La mue s’opère. Si le paiement à l’acte reste prépondérant (avec « forte réévaluation des tarifs »), certaines missions échappent à ce schéma : prévention, astreintes, PDS, tâches administratives… Les syndicats réclament la réforme des consultations, fonction de la durée et de la complexité de l’acte, l’atteinte de la valeur cible des actes techniques et la prise en compte du coût de la pratique. Enfin, ils exigent le secteur optionnel « pour tous ». Autre credo : le paiement à la performance mais « dans le cadre conventionnel ».

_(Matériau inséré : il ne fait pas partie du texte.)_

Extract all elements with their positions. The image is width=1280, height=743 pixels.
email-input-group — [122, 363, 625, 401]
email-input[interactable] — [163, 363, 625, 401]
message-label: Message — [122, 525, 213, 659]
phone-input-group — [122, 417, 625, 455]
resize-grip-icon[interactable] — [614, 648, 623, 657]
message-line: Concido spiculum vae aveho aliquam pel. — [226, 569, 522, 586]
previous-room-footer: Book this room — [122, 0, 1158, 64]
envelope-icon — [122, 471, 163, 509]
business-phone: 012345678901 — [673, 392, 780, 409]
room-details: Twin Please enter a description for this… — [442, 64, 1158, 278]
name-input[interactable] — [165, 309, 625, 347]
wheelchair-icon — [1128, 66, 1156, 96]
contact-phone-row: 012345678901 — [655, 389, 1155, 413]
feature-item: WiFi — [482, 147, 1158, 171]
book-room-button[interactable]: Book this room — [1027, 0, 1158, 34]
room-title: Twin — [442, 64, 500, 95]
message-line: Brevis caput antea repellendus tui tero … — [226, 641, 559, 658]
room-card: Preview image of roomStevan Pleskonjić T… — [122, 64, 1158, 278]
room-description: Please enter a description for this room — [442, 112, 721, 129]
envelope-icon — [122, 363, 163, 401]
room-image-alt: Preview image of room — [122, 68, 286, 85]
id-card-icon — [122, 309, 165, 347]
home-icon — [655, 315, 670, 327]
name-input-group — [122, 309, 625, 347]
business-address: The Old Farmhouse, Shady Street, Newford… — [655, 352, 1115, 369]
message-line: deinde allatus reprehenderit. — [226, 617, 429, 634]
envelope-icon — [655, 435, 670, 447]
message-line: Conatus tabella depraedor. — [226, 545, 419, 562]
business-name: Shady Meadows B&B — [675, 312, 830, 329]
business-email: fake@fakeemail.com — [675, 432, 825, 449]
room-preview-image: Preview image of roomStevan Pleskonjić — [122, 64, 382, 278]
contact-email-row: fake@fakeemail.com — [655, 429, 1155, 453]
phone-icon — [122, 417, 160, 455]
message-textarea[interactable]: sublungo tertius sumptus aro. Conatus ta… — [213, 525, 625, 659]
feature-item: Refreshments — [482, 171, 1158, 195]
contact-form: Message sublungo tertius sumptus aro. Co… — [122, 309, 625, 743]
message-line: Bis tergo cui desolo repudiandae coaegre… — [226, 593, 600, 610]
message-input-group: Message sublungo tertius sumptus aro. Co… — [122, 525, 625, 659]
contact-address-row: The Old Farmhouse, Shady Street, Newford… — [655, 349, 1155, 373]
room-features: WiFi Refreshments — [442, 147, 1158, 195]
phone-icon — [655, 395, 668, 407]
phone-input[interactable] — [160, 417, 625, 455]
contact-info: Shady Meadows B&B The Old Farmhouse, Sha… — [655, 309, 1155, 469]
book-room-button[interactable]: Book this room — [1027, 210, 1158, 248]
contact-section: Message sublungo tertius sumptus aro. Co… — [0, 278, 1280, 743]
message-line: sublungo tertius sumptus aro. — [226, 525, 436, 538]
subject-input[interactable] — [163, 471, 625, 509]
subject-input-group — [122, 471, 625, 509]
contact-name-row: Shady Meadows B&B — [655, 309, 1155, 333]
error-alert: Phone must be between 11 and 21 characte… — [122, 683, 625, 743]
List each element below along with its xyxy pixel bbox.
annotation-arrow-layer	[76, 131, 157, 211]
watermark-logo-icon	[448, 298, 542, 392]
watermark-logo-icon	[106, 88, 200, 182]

• Couverture sociale : apurer le passif de l’ASV

Plusieurs avancées sont réclamées : couverture prévoyance obligatoire aidée par l’État ; hausse de la cotisation retraite complémentaire de 9,2 à 11 % pendant cinq ans ; cotisation transitoire d’ajustement de 2 % du revenu (financé aux deux tiers par les caisses) pour apurer le passif de l’ASV (allocation supplémentaire vieillesse) ; cumul emploi retraite. Pour les femmes médecin libéral, la commission demande des prestations maternité « identiques » à celle du régime général.

• Installation : contrats volontaires dans les déserts

Sans surprise, toute coercition est écartée. Le tandem CSMF/SML défend l’idée d’un « contrat volontaire dans les zones sous-dotées », transitoire, sous forme de cabinet secondaire (payé par les communautés de communes). Le contrat santé solidarité sous peine de taxe est rejeté de même que les signalements d’absences.

• Gagner du temps médical

Plusieurs mesures visent à libérer du temps médical : financement via un forfait structure de personnel qualifié – secrétariat administratif – dans les maisons de santé, informatisation du cabinet médical, rémunération incitative de la dématérialisation…

• Pénalités, sanctions : respecter les droits de la défense

Les syndicats réclament un environnement juridique « équitable » pour l’exercice médical : appel suspensif, voie pénale réservée aux comportements les plus graves, réforme du dispositif des pénalités, refus du délit fondé sur des considérations statistiques.